On 2017-10-18 07:59, Adam Borowski wrote:
> On Wed, Oct 18, 2017 at 07:30:55AM -0400, Austin S. Hemmelgarn wrote:
>> On 2017-10-17 16:21, Adam Borowski wrote:
>>>>> It's a single-device filesystem, thus disconnects are obviously fatal.  But,
>>>>> they never caused even a single bit of damage (as scrub goes), thus proving
>>>>> btrfs handles this kind of disconnects well.  Unlike times past, the kernel
>>>>> doesn't get confused thus no reboot is needed, merely an unmount, "service
>>>>> nbd-client restart", mount, restart the rebuild jobs.

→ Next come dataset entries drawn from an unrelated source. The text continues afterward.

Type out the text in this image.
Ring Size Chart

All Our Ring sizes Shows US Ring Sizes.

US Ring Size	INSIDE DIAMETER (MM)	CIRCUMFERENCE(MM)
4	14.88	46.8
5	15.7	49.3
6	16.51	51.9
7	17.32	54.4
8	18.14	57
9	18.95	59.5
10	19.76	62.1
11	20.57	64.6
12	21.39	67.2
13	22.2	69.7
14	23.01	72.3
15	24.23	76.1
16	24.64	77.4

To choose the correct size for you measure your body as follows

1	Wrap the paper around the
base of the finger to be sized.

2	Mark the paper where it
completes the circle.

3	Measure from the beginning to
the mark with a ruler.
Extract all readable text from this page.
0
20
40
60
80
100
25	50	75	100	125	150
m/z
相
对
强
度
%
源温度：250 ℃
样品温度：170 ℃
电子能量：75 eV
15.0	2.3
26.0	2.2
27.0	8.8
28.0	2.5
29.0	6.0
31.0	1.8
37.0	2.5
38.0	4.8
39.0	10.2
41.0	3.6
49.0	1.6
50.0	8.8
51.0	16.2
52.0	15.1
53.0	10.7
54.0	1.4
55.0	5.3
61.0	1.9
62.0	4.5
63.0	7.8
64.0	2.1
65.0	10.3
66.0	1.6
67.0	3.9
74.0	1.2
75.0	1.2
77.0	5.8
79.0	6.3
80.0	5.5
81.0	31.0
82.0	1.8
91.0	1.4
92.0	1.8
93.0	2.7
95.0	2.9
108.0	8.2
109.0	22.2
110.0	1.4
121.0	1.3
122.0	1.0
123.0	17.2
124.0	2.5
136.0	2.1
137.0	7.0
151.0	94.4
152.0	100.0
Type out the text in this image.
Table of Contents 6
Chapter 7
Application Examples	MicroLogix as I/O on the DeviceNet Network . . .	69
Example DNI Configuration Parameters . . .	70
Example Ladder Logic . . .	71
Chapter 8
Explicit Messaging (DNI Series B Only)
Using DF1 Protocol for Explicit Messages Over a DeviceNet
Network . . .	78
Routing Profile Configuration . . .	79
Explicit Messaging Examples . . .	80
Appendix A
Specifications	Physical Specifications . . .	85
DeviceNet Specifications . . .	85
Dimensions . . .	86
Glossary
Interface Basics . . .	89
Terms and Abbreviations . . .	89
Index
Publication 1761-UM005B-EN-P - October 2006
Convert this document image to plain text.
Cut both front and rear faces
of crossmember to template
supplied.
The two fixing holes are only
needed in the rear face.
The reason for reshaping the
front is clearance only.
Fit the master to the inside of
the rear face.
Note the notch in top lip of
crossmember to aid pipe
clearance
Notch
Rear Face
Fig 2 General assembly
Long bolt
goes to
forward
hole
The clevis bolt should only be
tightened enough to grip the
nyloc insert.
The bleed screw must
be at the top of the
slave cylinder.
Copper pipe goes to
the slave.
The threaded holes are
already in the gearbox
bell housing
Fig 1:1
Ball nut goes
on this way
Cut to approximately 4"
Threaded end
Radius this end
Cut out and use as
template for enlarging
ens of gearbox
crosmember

>>>> That's expected behavior though.  _Single_ device BTRFS has nothing to get
>>>> out of sync most of the time, the only time there's any possibility of an
>>>> issue is when you die after writing the first copy of a block that's in a
>>>> dup profile chunk, but even that is not very likely to cause problems
>>>> (you'll just lose at most the last <commit-time> worth of data).
>>>
>>> How come?  In a DUP profile, the writes are: chunk 1, chunk2, barrier,
>>> superblock.  The two prior writes may be arbitrarily reordered -- both
>>> between each other or even individual sectors inside the chunks, but unless
>>> the disk lies about barriers, there's no way to have any corruption, thus
>>> running scrub is not needed.
>> If the device dies after writing chunk 1 but before the barrier, you end up
>> needing scrub.  How much of a failure window is present is largely a
>> function of how fast the device is, but there is a failure window there.
> 
> CoW is there to ensure there is _no_ failure window.  The new content
> doesn't matter until there are live pointers to it -- from the filesystem's
> point of view we merely scribbled something on an unused part of the block
> device.  Only after all pieces are in place (as ensured by the barrier), the
> superblock is updated with a reference to the new metadata->data chain.
Even with CoW there _IS_ a failure window.  At a bare minimum, when 
updating the root of the tree which has multiple copies, you have a 
failure window.  This window could admittedly be significantly reduced 
for multi-device setups if we actually parallelized writes properly, but 
it would still be there.
> 
> Thus, no matter when a disconnect happens, after a crash you get either
> uncorrupted old version or uncorrupted new version.
> 
> No scrub is ever needed for this reason on single device or on RAID1 that
> didn't run degraded.
The whole conversation started regarding a RAID1 array that's 
functionally guaranteed to run degraded on a regular basis.